Consider the following code.
var subject = new AsyncSubject<int>();
subject.Subscribe(Console.Write);
subject.OnNext(1);
subject.OnNext(2);
subject.OnNext(3);
subject.OnNext(4);
subject.OnCompleted();
This would produce a single value to the Observer, the last value which was published before the sequence was marked for completion - value 4. This is illustrated in the diagram below.
But what would have happened if we had skipped the call to mark the sequence for completion?

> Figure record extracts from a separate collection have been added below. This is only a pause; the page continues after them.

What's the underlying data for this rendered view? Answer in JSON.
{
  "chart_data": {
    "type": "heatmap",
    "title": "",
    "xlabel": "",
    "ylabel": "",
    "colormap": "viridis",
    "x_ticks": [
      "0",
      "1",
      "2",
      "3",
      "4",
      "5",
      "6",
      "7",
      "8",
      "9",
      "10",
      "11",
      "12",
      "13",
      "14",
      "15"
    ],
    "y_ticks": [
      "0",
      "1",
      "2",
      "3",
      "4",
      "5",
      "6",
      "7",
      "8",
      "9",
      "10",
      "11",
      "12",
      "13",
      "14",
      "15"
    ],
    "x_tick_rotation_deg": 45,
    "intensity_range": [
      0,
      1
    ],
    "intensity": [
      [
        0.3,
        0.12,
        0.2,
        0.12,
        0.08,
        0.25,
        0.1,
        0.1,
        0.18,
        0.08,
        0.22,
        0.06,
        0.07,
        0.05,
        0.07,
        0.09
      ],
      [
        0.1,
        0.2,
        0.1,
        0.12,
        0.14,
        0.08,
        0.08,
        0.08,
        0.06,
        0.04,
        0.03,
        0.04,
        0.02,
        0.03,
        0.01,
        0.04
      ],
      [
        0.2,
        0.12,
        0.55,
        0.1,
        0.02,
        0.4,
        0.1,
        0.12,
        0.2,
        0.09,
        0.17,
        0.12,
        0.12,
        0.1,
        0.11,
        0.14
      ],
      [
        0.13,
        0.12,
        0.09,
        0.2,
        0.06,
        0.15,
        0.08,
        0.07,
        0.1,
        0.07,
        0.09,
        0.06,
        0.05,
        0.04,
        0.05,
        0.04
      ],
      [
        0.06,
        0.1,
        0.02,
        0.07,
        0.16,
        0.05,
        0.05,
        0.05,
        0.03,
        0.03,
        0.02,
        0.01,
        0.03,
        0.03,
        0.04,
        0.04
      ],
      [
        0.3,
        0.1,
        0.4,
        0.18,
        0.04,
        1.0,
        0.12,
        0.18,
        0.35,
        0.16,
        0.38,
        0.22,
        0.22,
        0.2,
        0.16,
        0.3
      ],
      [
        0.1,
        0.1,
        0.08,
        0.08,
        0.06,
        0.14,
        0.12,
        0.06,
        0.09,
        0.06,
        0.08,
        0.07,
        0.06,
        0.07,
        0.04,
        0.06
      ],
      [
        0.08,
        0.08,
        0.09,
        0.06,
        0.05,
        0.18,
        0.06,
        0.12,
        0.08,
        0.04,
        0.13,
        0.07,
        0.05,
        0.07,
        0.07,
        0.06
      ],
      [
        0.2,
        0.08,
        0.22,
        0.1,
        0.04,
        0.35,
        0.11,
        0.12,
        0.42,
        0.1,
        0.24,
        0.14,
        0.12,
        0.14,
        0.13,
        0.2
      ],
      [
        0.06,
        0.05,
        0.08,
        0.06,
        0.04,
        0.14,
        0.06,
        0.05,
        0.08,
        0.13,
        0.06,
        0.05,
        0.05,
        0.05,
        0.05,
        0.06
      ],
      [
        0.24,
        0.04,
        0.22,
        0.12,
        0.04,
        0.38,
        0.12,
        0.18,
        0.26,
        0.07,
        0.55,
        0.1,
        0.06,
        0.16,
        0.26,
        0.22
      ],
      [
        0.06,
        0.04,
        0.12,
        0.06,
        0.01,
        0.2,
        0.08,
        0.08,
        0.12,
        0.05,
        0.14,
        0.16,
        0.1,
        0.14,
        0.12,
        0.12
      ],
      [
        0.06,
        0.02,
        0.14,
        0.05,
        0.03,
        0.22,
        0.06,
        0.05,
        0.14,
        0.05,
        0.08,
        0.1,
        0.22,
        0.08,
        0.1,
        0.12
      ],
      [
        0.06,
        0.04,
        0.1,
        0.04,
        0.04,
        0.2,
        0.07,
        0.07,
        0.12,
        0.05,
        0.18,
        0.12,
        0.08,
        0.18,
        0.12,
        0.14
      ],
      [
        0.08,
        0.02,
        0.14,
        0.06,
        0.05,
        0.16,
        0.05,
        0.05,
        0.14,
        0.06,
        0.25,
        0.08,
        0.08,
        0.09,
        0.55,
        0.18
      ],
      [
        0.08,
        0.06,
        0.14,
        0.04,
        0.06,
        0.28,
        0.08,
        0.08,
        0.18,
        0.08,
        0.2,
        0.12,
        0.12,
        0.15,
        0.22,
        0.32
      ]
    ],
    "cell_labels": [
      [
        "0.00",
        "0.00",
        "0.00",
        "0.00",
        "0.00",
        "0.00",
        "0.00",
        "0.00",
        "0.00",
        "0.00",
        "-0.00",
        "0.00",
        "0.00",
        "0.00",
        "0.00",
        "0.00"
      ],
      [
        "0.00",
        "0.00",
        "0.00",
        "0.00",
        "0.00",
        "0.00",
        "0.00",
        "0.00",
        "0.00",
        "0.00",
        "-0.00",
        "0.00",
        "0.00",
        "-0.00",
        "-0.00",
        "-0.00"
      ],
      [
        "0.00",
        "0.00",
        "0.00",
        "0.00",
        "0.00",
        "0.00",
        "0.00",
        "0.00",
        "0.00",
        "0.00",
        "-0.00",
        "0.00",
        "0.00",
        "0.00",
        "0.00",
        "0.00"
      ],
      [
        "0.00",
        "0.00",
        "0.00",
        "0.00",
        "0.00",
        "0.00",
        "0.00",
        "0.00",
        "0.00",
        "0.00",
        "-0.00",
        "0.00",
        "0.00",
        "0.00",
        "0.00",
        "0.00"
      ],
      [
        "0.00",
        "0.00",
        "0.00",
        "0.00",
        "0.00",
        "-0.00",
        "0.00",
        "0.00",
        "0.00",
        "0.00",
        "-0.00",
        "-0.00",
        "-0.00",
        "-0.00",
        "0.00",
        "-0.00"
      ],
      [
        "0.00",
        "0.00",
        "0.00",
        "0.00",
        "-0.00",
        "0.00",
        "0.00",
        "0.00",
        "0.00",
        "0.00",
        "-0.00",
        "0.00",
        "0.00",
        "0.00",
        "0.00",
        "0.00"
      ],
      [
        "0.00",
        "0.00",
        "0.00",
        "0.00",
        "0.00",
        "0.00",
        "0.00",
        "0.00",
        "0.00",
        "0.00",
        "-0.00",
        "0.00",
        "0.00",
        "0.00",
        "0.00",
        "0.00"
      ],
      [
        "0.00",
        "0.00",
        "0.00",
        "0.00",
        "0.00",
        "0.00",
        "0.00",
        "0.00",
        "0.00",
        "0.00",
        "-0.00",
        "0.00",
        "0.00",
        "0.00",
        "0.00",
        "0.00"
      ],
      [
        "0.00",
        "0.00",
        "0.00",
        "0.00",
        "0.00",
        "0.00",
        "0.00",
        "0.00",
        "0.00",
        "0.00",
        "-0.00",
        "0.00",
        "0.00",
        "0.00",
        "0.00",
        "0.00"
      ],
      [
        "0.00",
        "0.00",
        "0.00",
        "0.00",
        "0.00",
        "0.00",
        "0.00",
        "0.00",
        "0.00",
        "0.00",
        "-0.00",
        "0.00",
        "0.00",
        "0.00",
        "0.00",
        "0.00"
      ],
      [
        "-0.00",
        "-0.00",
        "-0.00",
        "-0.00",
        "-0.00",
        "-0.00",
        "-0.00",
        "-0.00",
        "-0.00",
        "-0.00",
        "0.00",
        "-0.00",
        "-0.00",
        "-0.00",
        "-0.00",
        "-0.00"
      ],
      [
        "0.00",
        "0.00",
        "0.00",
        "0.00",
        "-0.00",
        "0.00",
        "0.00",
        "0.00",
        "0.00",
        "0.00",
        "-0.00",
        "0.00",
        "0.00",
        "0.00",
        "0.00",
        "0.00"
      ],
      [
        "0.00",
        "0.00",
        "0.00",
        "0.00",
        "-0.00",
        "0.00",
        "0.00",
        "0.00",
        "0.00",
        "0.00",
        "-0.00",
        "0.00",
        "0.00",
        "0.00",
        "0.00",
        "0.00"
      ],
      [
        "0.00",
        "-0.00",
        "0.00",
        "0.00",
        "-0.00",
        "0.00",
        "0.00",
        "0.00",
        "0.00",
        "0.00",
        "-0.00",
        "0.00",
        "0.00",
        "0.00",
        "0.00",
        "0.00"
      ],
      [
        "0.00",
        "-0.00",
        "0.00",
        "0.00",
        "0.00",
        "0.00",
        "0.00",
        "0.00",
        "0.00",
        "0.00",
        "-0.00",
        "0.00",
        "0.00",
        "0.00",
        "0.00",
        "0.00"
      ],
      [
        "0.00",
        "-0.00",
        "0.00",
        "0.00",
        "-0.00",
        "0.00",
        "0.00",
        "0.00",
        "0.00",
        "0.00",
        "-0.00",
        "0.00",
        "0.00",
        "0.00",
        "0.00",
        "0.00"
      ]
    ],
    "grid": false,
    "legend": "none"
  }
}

Let us comment out the line and try again.
var subject = new AsyncSubject<int>();
subject.Subscribe(Console.Write);
subject.OnNext(1);
subject.OnNext(2);
subject.OnNext(3);
subject.OnNext(4);
This would not produce any data for the Observer as the AsyncSubject<T> would publish results only after the sequence is marked for completion.
This is a significant difference and anyone who works with AsyncSubject<T> should keep this in mind.
Conclusion
This article demonstrated the difference between various siblings of Subject<T> and some of its variants. It is often useful to understand these minor differences as it might showcase a different behavior than the one you expect if you aren't aware of it.